Everything about you has a price tag. Kudos to Apple for keeping such information it gathers about customers mostly between the two of us. For example, when I’m logged in and shopping on the Apple Store, the company can tell me whether what I’m looking at is compatible– or not– with what I already own. That is a good use of personal information.
Charlie Sorrel explains how it works on the other side of Apple’s tracks, down the unpaved road, and into the less cultivated part of town.
Did you know that Home Depot shares your “name, address and transactional information … with third party companies”? Or that Marriott Hotels discloses “Personal Data and Other Data with select Strategic Business Partners”?
I can make that guess, but I’m certain that nobody at Home Depot or Marriott ever called me up to ask if it would be OK.
Again, move along; nothing new to see here. This is old bad news, right?
The bad news is, pretty much anytime you share your data with a U.S. company, it will sell that data to somebody else.
That much I know. What I do not know is how much data those companies have, how much they use, where they get it, and what it is.
Nobody tells me that. Except for Apple.
The good news is that you can opt out. And the even better news is that there’s one place to get all the information you need to do it.
I will believe that when I see it.
This kind of abuse isn’t exclusive to U.S. companies, of course, but the lack of any decent government regulation makes it easier to get away with than in other places.
Remember, we live in the good old U.S. of A. The land of the free, my ass.
The problem seems more complicated than a mere opt-out option because so much information has been collected for so many decades– accurate and up to date or otherwise– that it must be virtually impossible to track it all down and get it turned off.
What can we do?
There are two options. The best is never to use companies that sell your data. But if you decide on that path, then you may as well just unplug your internet right now.
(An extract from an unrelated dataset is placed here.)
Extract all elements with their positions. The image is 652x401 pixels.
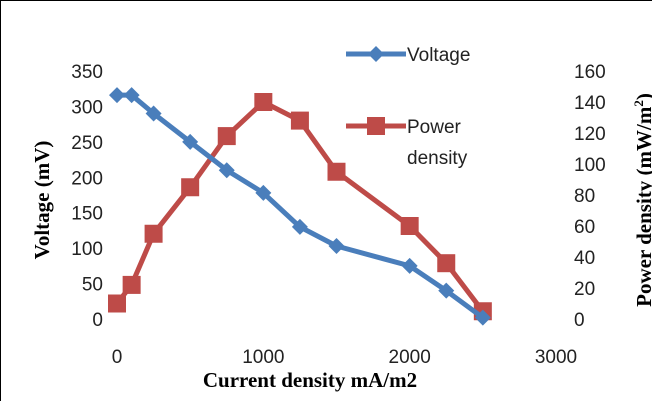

Let’s not go with what’s behind door #2, Monte. But door #1 is closed permanently. The cat is out of the bag. The toothpaste is out of the tube.
Still, Sorrel, who may get paid by a combination of number of words and number of page views to each article, persists and introduced Simple Opt Out.
Prepare for a little nausea. Ongoing nausea. You know, like Hillary and Bill, or Barrack and Michelle on election night 2016.
What you’re going to see will surprise you; a long, long list of companies and their opt-out options. When they say it’s a jungle out there, they’re talking about data collections; data collected from you and sold by others to enrich their lives, not yours.
Thank you, Apple, for being an old fashioned company that just sells stuff. Besides personal information.